Tymczasem zbliżali się do szczytu, gorączkowo szarpiąc lejcami. Zostawili wiatr za sobą i wstąpił w nich nowy duch. Wjeżdżającym na szczyt promienie słońc zaświeciły prosto w oczy. Oba słońca bliziutko siebie, niemal sczepione w oślepiającym ogniu, przebłyskiwały między pniami olbrzymich drzew. Przez jedną krótką chwilę widzieli w złocistym kręgu roztańczone lekkostope cienie Innych, świętujących swoje tajemnice; zniknęły nagle, jakby stopiły się w tej złotej pożodze.
Wciąż ledwo zipiąc z zimna dotarli do gładkich kolumn. Pod baldachimem oparów nad głowami mieli wrażenie, że wkraczają do pałacu bogów. Potężnych drzew było ze trzydzieści. Dalej rozpościerała się otwarta równina i droga do Oldorando.
Banda fagorów ruszyła. Zastygłe nieruchomo bestie ożyły nie wiadomo kiedy. Zgodnie maszerowały od grani, na której jeszcze przed chwilą tkwiły jak martwe.
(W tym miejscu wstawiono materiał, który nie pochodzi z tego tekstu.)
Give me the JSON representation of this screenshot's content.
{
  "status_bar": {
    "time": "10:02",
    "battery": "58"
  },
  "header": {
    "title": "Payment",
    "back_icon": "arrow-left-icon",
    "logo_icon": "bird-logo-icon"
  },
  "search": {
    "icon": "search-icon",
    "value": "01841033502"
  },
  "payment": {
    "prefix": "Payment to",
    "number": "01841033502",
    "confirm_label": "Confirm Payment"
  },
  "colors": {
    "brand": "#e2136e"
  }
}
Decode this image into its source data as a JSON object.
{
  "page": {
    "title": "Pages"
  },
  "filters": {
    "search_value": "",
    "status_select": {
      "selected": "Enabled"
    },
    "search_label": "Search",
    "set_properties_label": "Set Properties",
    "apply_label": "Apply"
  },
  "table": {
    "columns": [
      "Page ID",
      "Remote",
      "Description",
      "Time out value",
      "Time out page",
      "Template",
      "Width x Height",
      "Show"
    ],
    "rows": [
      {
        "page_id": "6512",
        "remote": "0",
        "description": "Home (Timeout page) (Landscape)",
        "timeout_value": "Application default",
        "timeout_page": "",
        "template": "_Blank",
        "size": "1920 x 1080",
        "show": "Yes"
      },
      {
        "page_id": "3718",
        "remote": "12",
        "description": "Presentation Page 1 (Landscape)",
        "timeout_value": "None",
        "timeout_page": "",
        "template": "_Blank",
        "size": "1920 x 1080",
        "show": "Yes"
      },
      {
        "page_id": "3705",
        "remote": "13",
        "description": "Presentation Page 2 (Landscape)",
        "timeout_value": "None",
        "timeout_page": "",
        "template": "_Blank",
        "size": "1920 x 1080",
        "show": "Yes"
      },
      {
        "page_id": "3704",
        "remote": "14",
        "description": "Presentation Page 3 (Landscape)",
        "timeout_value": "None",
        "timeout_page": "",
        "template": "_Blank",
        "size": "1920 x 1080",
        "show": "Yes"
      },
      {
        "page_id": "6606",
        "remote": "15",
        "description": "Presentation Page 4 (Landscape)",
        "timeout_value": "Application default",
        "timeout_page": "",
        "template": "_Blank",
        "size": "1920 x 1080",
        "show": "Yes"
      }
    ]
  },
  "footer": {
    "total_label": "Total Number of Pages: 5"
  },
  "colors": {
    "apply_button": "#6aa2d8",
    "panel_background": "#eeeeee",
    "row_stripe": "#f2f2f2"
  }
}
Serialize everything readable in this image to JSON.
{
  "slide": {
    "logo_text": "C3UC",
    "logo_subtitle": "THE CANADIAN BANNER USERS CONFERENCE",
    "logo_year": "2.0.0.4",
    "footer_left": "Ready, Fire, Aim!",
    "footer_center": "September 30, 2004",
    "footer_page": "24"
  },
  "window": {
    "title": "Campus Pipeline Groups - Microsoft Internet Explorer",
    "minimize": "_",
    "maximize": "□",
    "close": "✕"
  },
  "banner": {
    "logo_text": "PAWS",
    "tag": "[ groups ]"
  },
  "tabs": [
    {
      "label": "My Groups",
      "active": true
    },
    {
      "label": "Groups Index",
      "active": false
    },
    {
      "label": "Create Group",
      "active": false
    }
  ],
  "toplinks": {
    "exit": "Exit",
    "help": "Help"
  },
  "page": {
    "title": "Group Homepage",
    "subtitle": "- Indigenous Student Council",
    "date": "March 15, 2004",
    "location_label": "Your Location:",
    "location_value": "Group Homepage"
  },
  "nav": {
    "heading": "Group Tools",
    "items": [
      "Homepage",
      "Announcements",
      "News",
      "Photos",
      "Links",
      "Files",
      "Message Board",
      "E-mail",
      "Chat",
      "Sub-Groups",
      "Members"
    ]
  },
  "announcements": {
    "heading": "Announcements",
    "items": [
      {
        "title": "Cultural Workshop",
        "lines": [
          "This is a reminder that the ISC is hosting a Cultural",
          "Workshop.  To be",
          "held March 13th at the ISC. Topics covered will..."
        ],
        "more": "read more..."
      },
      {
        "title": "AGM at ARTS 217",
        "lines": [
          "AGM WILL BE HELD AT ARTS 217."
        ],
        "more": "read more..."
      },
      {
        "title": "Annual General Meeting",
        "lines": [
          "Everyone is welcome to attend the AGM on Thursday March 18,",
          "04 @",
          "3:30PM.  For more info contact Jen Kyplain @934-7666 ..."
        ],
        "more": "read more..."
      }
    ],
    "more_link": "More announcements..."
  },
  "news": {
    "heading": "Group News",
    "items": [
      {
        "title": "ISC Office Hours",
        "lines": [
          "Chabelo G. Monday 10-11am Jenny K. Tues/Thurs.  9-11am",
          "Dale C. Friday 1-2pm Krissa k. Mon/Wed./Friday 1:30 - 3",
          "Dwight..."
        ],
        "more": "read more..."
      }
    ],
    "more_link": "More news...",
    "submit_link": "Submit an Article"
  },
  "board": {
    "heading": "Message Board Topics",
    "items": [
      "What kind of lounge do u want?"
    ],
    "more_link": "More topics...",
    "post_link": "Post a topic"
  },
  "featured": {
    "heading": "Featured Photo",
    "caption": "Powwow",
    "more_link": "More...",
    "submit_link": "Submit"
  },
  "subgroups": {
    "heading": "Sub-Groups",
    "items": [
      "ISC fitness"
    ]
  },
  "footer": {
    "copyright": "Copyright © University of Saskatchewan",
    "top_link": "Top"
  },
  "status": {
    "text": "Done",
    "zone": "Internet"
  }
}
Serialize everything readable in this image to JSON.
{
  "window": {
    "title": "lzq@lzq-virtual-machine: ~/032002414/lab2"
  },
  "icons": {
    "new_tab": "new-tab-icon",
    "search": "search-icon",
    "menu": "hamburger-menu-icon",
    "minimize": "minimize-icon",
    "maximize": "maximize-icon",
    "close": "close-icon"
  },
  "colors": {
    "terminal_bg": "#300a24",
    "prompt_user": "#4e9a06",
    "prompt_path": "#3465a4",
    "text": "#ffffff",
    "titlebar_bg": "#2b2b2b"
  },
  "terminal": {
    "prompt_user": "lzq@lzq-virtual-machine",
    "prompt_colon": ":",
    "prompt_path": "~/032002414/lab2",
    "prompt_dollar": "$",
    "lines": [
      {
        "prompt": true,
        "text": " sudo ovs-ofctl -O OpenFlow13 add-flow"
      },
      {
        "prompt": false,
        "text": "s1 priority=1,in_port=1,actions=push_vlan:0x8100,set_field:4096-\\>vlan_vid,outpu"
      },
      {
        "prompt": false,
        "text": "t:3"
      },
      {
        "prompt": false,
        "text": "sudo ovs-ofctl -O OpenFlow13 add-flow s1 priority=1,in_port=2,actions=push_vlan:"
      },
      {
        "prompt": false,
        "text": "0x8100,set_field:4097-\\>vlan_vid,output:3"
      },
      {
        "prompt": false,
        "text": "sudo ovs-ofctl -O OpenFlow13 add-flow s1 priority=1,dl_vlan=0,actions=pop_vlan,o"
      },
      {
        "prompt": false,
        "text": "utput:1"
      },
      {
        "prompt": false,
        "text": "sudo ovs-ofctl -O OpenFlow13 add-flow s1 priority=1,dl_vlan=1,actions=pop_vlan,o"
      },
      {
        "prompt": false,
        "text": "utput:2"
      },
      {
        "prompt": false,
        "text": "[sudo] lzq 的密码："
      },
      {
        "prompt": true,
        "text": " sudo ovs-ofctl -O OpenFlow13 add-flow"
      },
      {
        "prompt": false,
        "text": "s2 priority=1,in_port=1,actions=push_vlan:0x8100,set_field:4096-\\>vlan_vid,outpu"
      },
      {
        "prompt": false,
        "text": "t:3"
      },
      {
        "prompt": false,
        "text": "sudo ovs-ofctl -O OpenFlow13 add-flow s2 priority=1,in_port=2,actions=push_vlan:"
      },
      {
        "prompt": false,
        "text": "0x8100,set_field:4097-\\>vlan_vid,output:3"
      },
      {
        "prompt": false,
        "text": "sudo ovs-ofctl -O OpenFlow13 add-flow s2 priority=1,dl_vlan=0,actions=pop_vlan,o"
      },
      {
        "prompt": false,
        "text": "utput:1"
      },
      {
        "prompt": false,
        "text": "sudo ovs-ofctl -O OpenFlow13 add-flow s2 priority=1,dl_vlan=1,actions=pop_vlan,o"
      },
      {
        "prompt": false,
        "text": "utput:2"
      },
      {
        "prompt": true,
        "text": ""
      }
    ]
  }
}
Tylko jeden fagor dosiadał kaidawa. On prowadził. Kraki zamilkły.
Laintal Ay rozpaczliwie rozejrzał się za jakąś kryjówką. Były tu tylko radżababy. Z ich wnętrz dochodziło dudnienie. Z obnażonym mieczem podbiegł do miejsca, gdzie Sibornalczyk zdejmował żonę z wierzchowca.
— Musimy stanąć do walki. Jesteś gotowy? Dopadną nas za parę minut.
Skitosherill podniósł na niego wzrok pełen boleści, która naznaczyła wszystkie rysy jego twarzy. Usta miał otwarte w grymasie bólu.
— Ona ma gorączkę kości, ona umrze — rzekł.
Oczy kobiety były szkliste, ciało wykręcone skurczem. Machnąwszy na niego ręką Laintal Ay zawołał do zwiadowcy:
— Będzie nas dwóch. Gotuj się, nadchodzą.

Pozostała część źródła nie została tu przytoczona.